メルセデスAMGは2027年モデルのGT 4ドア クーペをフル電動化した新型を発表した。新型はAffalterbach(アファルターバッハ)を拠点とする同社の高性能部門の方針転換を示すモデルである。
この新しい旗艦モデルは、YASA(ヤサ)が開発した三基の電動モーターを採用する。各モーターは軸流型(axial flux)構造を採用し、従来型に比べて機構が小型化され、電力密度の向上と空力設計の最適化に寄与する。
パワートレインと性能
最上位のGT63仕様は最高出力1,153馬力、トルク1,475lb-ftを公表している。出力に換算すると約860kW(約1,169PS)、トルクは約2,000N・mに相当する。

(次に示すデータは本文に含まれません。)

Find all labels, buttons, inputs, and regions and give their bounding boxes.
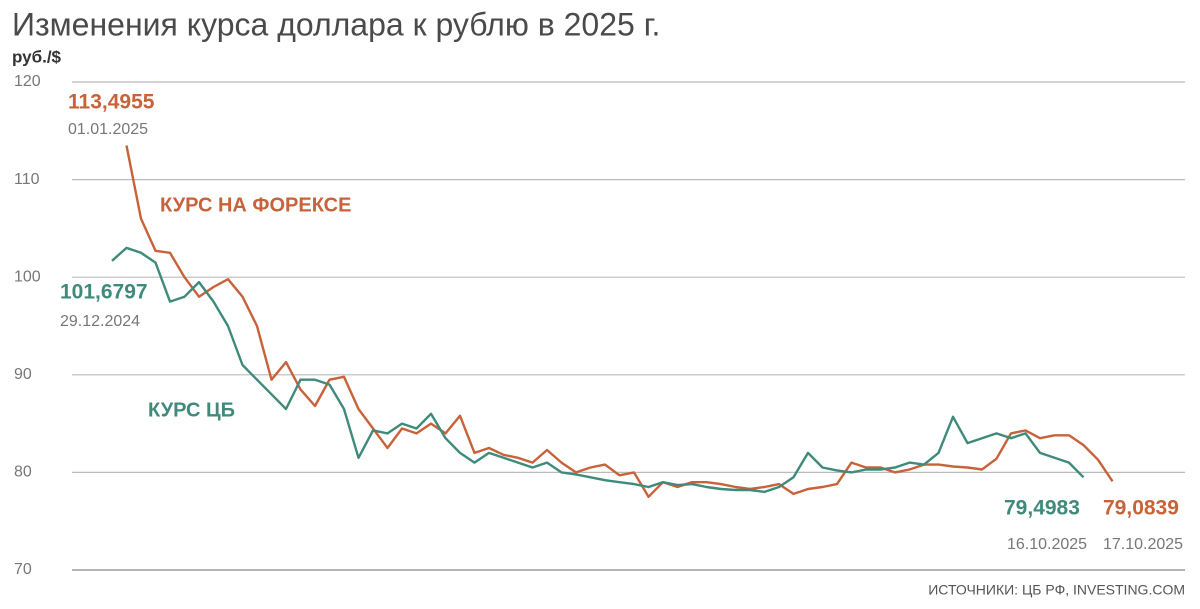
annotation-date: 01.01.2025 — [68, 121, 148, 138]
y-tick-label: 100 — [14, 268, 41, 285]
y-tick-label: 110 — [14, 171, 40, 188]
annotation-value: 101,6797 — [60, 281, 148, 304]
y-tick-label: 80 — [14, 464, 32, 481]
series-label: КУРС НА ФОРЕКСЕ — [160, 194, 351, 216]
series-line — [111, 246, 1085, 494]
y-tick-label: 120 — [14, 73, 41, 90]
annotation-value: 79,4983 — [1004, 497, 1080, 520]
source: ИСТОЧНИКИ: ЦБ РФ, INVESTING.COM — [928, 582, 1185, 598]
series-line — [125, 145, 1114, 498]
annotation-date: 16.10.2025 — [1007, 536, 1087, 553]
series-label: КУРС ЦБ — [148, 399, 235, 421]
y-axis-label: руб./$ — [12, 47, 62, 66]
y-tick-label: 70 — [14, 561, 32, 578]
annotation-date: 17.10.2025 — [1103, 536, 1183, 553]
annotation-value: 113,4955 — [68, 91, 155, 114]
grid — [72, 81, 1185, 571]
annotation-date: 29.12.2024 — [60, 313, 140, 330]
chart-title: Изменения курса доллара к рублю в 2025 г… — [12, 6, 660, 42]
annotation-value: 79,0839 — [1103, 497, 1179, 520]
y-tick-label: 90 — [14, 366, 32, 383]
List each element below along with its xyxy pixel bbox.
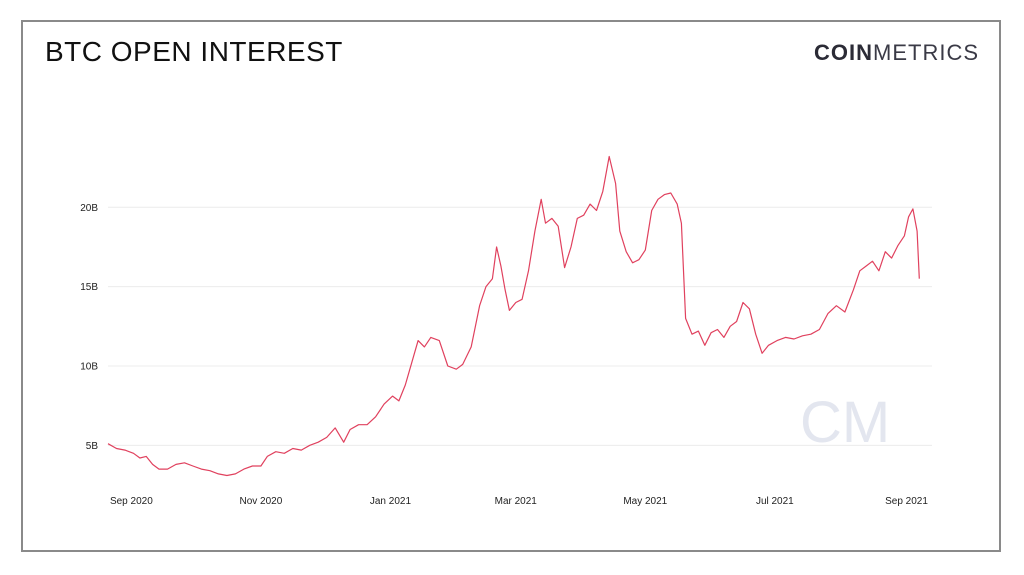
brand-logo: COINMETRICS bbox=[814, 40, 979, 66]
x-tick-label: Mar 2021 bbox=[495, 496, 538, 507]
watermark: CM bbox=[800, 390, 890, 455]
y-tick-label: 15B bbox=[80, 282, 98, 293]
x-tick-label: Sep 2021 bbox=[885, 496, 928, 507]
open-interest-line bbox=[107, 155, 920, 477]
x-tick-label: Jul 2021 bbox=[756, 496, 794, 507]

この動力性能により、0→60mph(約0→97km/h)加速は2.0秒を記録するという。メルセデスAMGは短時間での最大出力供給と持続的なパフォーマンスの両立を重視している。
バッテリーと充電技術
車両は106kWhのバッテリーパックを搭載する。バッテリーはレース由来の技術を応用した全電極構造と高度な熱管理システムを採用し、連続高出力に耐えうる設計だ。
さらに車載電圧は800ボルトシステムを採用し、最大600kWの超高速充電に対応する。公表値では10%から80%までを約11分で充電可能とされる。
シャシー技術と走行制御
高い加速性能に対応するため、GT 4ドアには専用のシャシー技術を導入した。標準で自動調整するエアサスペンション、半能動式の車体ロール抑制機構を備えている。
また後輪の舵角は最大6度まで稼働する。これにより狭い路面でも高出力車としての機敏さを確保する設計である。自適応エアサスペンションは走行モードに応じて減衰特性を最適化する。
内装と運転支援
インテリアはデジタル統合を重視した構成だ。センターに14.0インチのマルチメディアディスプレイ、運転席前方に10.2インチのフルデジタルメーターを配置している。
オプションで副乗者用の第三の表示画面を選択できるほか、AMG専用の「AMG Race Engineer Core」と称するスーパーコンピューターが車両各システムを統合制御する。
ドライバーは6種類の走行モードから選べ、加速特性や車体のスリップ角を細かく設定して制御されたドリフト走行を行える点を同社は強調している。
生産と価格見通し
メルセデスAMGはこの新型をSindelfingen(シンデルフィンゲン)の生産拠点で今夏に量産開始する予定である。生産開始時期は同社の計画に基づく発表により確定した。
価格は従来の高出力ガソリン版と同程度を想定しているという。詳細な日本国内向けの導入時期や価格は今後の発表を待つ必要がある。
今回の電動化により、メルセデスAMGは高性能車の電動移行を加速させる見込みだ。消費者向けの正式仕様と価格は追って公表される。